Hearing Him, what else can we do, but live in Him?  Knowing Him, what else can we do but follow Him?  To the one who has heard Him, known Him, and believed Him, what else can one do but turn from the selfish ways of death and hell, and reflect the selfless love of Jesus to everyone around us?  We who have received the forgiveness of our sins, life, and salvation in His Name, how can we not deny ourselves the passing trifles of the world, so that others around us might receive the same eternal gifts we have been given?  Having our eyes opened to the distinction between the temporal and the eternal, to the wages of sin and the gift of God’s grace, how can we speak anything other than the fullness of God’s saving Word of Law and Gospel into our lost and dying world?  Knowing the sacrificial, saving love of God for us in Jesus, enlivened in Him through His Holy Spirit and reconciled to the Father for all eternity, how can we see our neighbor with anything less than the love God has shown for both them and us?

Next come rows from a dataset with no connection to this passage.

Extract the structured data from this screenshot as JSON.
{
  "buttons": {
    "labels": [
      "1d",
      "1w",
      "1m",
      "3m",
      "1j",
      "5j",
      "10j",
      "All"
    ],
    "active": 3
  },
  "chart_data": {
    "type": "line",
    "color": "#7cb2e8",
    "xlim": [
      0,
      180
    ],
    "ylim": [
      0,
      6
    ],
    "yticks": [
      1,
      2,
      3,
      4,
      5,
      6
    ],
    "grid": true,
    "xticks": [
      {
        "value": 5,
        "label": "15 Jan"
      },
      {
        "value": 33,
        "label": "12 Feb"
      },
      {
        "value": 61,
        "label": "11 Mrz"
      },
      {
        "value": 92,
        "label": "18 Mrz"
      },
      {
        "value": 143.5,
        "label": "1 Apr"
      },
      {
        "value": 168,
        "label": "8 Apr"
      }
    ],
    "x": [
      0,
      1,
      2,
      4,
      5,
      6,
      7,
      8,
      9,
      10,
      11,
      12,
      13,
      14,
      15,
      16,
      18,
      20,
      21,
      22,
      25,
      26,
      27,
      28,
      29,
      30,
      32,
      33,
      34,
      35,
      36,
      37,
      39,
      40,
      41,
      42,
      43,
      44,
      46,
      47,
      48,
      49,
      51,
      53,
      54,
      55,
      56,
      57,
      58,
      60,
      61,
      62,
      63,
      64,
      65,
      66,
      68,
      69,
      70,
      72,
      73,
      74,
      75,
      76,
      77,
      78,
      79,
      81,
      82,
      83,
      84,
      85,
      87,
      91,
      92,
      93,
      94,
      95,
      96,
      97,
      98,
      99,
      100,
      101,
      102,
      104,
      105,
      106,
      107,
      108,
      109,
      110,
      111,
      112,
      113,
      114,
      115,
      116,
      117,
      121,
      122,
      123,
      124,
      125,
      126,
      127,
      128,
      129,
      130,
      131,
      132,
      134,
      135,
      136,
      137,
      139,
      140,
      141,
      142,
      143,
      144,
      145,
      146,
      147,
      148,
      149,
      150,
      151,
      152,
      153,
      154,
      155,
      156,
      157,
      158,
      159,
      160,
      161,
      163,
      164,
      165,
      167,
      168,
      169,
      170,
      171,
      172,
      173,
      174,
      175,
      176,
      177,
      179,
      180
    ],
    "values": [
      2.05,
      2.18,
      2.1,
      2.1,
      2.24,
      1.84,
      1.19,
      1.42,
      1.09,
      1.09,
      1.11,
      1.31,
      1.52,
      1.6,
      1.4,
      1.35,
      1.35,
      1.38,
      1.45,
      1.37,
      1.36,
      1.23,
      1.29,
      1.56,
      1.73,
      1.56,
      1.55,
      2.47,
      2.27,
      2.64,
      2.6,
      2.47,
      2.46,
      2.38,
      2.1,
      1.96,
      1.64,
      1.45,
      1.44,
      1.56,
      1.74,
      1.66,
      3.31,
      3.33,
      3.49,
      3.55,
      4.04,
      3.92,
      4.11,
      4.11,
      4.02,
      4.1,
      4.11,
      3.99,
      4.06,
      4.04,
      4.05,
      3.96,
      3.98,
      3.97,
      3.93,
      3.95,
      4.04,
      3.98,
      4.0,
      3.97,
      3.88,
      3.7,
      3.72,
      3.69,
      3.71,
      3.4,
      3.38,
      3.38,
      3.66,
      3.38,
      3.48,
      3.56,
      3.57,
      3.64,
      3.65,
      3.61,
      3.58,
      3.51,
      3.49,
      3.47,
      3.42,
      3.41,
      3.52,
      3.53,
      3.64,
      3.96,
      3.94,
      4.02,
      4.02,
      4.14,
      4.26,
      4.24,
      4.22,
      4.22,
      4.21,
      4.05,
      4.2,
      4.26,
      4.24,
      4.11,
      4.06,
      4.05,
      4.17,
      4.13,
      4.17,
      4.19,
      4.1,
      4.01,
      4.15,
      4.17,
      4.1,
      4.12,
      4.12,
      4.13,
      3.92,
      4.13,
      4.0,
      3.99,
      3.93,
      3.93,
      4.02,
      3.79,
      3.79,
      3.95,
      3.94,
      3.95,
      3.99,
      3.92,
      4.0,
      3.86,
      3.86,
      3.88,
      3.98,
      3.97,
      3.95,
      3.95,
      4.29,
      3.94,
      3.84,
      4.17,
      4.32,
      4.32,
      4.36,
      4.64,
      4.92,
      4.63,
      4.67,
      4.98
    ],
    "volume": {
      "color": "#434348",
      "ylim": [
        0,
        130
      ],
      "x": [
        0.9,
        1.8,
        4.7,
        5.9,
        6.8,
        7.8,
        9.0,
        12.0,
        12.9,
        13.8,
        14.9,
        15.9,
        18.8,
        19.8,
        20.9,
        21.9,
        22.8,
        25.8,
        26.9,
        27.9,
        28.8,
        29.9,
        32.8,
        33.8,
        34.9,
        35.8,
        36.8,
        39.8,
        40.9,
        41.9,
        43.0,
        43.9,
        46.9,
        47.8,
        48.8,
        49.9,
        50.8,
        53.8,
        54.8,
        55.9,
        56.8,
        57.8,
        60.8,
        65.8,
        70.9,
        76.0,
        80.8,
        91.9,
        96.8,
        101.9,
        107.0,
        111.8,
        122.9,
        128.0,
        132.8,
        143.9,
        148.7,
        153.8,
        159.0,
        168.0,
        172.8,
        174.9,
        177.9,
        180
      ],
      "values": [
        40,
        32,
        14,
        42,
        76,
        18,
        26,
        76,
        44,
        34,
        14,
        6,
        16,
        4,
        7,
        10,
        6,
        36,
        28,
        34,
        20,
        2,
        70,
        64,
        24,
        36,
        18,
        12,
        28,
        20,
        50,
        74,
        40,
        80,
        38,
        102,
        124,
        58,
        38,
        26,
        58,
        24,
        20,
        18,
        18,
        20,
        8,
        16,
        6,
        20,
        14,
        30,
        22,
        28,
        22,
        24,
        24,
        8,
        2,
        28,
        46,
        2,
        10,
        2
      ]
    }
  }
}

And so it is true that the Lord shall come again as He has promised, in the glory of His Father together with all the Holy Angels, and judge every person on the Last Day, giving to every soul that which accords with the life they have lived.  For those who have lived for themselves, disregarding the sacrificial love of God, despising His grace, rejecting His gift of faith, and preferring the chains of their dark prison, theirs will be the fires of hell, bound together with their demonic masters forever.  But for those who have heard the Word of the Lord and kept it, who have embraced the faith and grace they were given and striven to turn from a life of evil, theirs will be the blessed fellowship of the Holy Trinity and the communion of the saints and angels forever— not by the merit of their own works, but by the righteous works of Christ who saved them, and continued to work through them for the good of the whole world.  While the selfish and wicked shall be judged by the severity of the Law apart from the Gospel grace they rejected, the righteous will be judged in the Cross of Christ’s Gospel, who’s blood has saved them from the just consequences of the Law, and whose works in them become their works which follow them into eternity.


To you this saving Word comes today, with all its warning and all its hope, just as it has echoed though the halls of history for thousands of years, and into the ears everyone who would listen.  Hear Him, turn, believe, and live.  Amen.